So, I'm a bit confused. I need to be able to create many (up to a billion) small (<8 elements) fixed-sized arrays at runtime. I was using std::vector, but the memory overhead was too high (24 bytes per array). 
I decided to implement my own array, templated on the contained type (T1) and the type storing the static size of the array (T2).
The class is called lw_vector. If I call:
sizeof(lw_vector<int, unsigned char>) 
I get 16. However, as I calculate it, the size should be sizeof(int*)+sizeof(unsigned char)=9 on a 64-bit system. What am I doing wrong here? Is it possible to create an object that only requires 9 bytes of memory?
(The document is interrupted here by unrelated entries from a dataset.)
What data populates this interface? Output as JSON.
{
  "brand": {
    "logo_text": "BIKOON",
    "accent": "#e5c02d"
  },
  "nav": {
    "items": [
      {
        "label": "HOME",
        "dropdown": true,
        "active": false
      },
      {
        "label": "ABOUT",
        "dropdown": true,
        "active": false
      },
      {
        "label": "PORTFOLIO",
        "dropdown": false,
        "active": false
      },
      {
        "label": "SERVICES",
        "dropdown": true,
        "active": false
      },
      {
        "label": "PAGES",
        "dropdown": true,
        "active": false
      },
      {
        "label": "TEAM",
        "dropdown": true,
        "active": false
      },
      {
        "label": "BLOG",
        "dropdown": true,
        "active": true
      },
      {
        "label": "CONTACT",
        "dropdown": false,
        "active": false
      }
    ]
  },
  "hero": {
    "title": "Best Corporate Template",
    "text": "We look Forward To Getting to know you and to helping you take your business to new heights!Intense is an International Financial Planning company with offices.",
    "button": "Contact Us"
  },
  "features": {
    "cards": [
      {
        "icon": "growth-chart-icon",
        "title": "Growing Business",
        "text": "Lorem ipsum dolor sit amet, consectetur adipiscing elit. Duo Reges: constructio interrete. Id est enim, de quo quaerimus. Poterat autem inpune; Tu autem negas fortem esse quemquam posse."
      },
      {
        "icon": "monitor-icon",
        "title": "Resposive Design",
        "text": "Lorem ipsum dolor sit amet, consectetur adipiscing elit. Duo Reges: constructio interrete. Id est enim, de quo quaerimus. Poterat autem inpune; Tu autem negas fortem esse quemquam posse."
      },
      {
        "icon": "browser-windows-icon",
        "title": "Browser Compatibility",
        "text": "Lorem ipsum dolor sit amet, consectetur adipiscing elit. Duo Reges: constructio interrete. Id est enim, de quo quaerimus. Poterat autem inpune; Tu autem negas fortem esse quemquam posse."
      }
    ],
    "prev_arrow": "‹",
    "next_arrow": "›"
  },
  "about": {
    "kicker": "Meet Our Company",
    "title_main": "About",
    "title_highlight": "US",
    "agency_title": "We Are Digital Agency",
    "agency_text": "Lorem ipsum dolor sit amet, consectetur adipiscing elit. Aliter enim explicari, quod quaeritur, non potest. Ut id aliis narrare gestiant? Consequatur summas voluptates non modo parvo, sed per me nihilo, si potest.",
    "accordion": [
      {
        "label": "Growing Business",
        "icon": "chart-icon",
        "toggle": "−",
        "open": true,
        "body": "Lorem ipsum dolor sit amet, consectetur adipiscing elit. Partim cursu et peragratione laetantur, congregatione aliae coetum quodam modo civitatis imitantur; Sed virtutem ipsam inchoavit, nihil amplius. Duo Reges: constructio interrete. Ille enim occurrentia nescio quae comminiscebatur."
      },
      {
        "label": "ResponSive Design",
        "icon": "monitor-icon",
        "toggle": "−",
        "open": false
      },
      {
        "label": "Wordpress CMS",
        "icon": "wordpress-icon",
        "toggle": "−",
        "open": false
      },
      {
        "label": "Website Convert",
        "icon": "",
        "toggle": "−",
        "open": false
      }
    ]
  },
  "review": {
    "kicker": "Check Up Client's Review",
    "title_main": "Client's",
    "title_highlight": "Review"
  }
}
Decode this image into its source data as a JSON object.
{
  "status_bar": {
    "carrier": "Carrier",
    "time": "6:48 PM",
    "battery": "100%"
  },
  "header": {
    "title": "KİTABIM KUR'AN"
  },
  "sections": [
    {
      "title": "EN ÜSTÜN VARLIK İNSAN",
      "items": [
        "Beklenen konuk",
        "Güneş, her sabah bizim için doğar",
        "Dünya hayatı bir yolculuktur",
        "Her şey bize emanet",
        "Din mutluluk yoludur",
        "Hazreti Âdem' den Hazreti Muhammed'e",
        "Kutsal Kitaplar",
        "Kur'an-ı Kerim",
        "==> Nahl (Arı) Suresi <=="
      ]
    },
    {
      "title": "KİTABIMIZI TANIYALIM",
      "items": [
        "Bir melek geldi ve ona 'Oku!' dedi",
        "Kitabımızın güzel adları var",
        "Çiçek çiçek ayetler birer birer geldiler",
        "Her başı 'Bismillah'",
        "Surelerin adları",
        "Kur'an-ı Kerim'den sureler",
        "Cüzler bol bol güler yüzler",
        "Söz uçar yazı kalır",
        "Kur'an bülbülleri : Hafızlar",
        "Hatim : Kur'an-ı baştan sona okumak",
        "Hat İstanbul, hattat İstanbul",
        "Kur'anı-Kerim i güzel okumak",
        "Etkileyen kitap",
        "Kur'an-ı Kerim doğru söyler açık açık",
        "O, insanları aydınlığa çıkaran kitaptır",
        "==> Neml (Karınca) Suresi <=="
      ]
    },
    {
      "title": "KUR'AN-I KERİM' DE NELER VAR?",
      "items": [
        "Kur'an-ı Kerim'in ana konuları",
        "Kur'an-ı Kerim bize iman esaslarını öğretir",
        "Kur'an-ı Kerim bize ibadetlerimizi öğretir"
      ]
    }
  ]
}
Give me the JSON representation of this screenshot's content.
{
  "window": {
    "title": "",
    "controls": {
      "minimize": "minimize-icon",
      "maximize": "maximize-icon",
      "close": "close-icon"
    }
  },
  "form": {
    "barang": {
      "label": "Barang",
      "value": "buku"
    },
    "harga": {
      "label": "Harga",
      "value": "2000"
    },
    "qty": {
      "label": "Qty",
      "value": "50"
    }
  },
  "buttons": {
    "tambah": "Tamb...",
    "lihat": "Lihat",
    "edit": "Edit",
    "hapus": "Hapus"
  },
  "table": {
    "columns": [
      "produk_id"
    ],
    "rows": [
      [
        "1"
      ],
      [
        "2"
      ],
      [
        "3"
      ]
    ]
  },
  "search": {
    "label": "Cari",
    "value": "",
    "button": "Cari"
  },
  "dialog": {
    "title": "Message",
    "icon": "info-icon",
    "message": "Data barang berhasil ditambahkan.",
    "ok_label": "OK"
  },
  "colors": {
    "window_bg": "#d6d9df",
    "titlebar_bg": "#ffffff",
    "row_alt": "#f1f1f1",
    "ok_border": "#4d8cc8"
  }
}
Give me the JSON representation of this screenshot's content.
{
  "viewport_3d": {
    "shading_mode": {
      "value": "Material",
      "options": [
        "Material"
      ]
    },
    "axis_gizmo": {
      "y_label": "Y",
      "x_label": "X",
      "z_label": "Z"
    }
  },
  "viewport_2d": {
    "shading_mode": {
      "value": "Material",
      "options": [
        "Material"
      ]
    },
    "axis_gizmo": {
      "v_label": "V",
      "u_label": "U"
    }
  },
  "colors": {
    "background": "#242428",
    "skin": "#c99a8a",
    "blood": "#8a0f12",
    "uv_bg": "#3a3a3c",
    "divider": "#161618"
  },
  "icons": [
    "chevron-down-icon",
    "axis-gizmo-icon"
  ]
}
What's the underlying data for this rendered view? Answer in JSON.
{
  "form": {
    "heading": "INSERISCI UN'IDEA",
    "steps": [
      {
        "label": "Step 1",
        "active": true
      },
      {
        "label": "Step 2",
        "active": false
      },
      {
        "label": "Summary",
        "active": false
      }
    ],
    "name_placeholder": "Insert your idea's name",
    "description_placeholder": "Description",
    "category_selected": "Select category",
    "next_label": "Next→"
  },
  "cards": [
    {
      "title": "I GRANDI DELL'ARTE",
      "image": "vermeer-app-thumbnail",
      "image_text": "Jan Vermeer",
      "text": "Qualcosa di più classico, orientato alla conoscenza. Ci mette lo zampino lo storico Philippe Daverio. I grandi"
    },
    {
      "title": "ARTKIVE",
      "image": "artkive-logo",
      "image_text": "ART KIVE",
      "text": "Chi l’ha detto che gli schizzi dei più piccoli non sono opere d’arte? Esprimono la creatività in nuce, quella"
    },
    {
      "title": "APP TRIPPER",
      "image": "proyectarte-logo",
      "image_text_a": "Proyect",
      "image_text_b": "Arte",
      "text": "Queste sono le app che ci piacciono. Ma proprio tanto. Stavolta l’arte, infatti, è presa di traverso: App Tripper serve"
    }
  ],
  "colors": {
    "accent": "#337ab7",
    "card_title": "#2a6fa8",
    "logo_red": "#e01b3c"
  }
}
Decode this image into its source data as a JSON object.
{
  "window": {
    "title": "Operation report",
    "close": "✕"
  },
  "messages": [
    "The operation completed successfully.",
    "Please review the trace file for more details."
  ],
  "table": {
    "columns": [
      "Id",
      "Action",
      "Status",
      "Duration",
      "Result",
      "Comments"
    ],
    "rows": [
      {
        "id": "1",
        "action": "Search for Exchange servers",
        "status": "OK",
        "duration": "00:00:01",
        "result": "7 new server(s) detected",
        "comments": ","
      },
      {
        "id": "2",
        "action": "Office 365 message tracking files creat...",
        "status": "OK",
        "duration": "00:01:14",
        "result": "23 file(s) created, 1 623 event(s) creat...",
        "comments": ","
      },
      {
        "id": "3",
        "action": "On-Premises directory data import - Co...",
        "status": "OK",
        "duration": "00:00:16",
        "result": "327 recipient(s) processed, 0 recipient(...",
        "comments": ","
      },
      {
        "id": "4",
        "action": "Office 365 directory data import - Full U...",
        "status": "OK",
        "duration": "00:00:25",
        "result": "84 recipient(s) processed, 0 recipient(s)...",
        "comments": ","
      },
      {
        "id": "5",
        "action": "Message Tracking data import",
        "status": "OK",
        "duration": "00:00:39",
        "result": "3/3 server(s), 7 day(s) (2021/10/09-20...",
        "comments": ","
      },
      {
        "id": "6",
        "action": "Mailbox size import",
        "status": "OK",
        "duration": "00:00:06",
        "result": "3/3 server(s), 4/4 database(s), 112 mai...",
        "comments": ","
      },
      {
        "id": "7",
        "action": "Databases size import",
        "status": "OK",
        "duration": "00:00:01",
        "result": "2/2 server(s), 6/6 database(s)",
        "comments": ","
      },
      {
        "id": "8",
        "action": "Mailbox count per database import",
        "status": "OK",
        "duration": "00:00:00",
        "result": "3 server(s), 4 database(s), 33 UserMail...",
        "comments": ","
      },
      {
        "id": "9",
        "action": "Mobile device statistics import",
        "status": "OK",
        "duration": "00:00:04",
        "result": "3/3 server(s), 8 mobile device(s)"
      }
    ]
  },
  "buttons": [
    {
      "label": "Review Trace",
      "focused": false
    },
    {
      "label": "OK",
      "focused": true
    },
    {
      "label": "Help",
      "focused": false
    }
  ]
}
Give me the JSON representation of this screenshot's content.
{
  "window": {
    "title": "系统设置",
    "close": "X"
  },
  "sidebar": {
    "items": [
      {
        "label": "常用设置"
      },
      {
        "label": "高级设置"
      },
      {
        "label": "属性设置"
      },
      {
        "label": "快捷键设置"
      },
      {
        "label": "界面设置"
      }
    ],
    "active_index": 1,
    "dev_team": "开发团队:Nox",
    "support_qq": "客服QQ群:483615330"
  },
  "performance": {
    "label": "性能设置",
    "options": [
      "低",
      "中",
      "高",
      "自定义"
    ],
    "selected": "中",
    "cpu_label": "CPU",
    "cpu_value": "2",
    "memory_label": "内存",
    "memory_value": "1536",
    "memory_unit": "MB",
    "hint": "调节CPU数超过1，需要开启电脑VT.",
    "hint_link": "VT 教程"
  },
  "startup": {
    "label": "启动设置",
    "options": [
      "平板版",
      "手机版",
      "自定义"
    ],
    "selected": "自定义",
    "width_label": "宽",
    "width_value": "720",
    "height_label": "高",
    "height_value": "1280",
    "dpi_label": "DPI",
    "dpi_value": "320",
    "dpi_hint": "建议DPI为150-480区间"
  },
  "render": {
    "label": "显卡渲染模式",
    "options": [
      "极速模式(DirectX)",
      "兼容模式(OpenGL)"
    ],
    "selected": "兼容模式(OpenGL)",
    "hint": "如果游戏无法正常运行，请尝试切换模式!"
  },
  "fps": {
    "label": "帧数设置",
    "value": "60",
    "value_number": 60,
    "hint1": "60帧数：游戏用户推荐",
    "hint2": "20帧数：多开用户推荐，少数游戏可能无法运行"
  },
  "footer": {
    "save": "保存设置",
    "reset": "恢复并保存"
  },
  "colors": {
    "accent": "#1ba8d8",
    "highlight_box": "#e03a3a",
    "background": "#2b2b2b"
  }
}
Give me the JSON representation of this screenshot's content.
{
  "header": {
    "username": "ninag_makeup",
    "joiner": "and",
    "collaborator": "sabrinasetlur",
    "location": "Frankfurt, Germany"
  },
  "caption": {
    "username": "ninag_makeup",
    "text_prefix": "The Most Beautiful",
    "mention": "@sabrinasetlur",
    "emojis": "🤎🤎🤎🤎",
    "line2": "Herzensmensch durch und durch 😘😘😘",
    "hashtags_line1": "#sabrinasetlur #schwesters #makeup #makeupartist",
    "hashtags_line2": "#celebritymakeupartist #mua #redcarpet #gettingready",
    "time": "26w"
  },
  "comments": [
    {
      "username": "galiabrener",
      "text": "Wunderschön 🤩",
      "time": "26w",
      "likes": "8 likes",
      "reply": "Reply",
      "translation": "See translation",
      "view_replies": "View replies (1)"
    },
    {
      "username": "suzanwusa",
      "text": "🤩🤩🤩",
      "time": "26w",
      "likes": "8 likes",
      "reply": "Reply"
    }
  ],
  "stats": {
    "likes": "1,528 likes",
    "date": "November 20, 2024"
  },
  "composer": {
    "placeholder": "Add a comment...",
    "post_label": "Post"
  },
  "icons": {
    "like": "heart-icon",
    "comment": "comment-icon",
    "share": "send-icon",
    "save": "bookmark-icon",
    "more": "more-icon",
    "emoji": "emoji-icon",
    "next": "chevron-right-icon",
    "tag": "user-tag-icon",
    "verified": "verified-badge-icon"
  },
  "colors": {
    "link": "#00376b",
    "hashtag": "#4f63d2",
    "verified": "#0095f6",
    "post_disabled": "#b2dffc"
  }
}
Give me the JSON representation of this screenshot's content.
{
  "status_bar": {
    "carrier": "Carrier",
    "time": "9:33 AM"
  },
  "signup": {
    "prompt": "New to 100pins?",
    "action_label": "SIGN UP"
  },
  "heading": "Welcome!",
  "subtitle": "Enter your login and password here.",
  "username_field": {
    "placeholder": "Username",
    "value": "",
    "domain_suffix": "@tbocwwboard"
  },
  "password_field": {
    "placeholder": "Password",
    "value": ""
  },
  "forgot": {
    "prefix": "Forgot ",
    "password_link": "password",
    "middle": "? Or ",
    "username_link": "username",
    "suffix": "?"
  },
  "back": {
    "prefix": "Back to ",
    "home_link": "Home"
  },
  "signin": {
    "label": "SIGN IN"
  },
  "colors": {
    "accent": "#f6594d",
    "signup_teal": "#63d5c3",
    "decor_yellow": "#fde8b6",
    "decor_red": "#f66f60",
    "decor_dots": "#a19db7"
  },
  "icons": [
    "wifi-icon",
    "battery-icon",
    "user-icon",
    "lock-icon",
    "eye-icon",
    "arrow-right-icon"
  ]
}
Here's the implementation of lw_vector:
template<class T1, class T2>
class lw_vector
{
private:
public:
    T2 N;
    T1 * content;
    lw_vector() : N(0)
    {}
    lw_vector(T2 Nt) : N(Nt)
    {
        content = new T1[N];
    }
    ~lw_vector()
    {
        delete[] content;
    }
    lw_vector& operator=(lw_vector temp)
    {
        std::swap(N, temp.N);
        std::swap(content, temp.content);
        return *this;
    }
    lw_vector(const lw_vector& other)
        : N(other.N),
        content(new T1[other.N])
    {
        std::copy(other.content, other.content + N, content);
    }
    inline T1& operator[](T2 ind) const
    {
        return content[ind];
    }
};
Thank you for your time!
John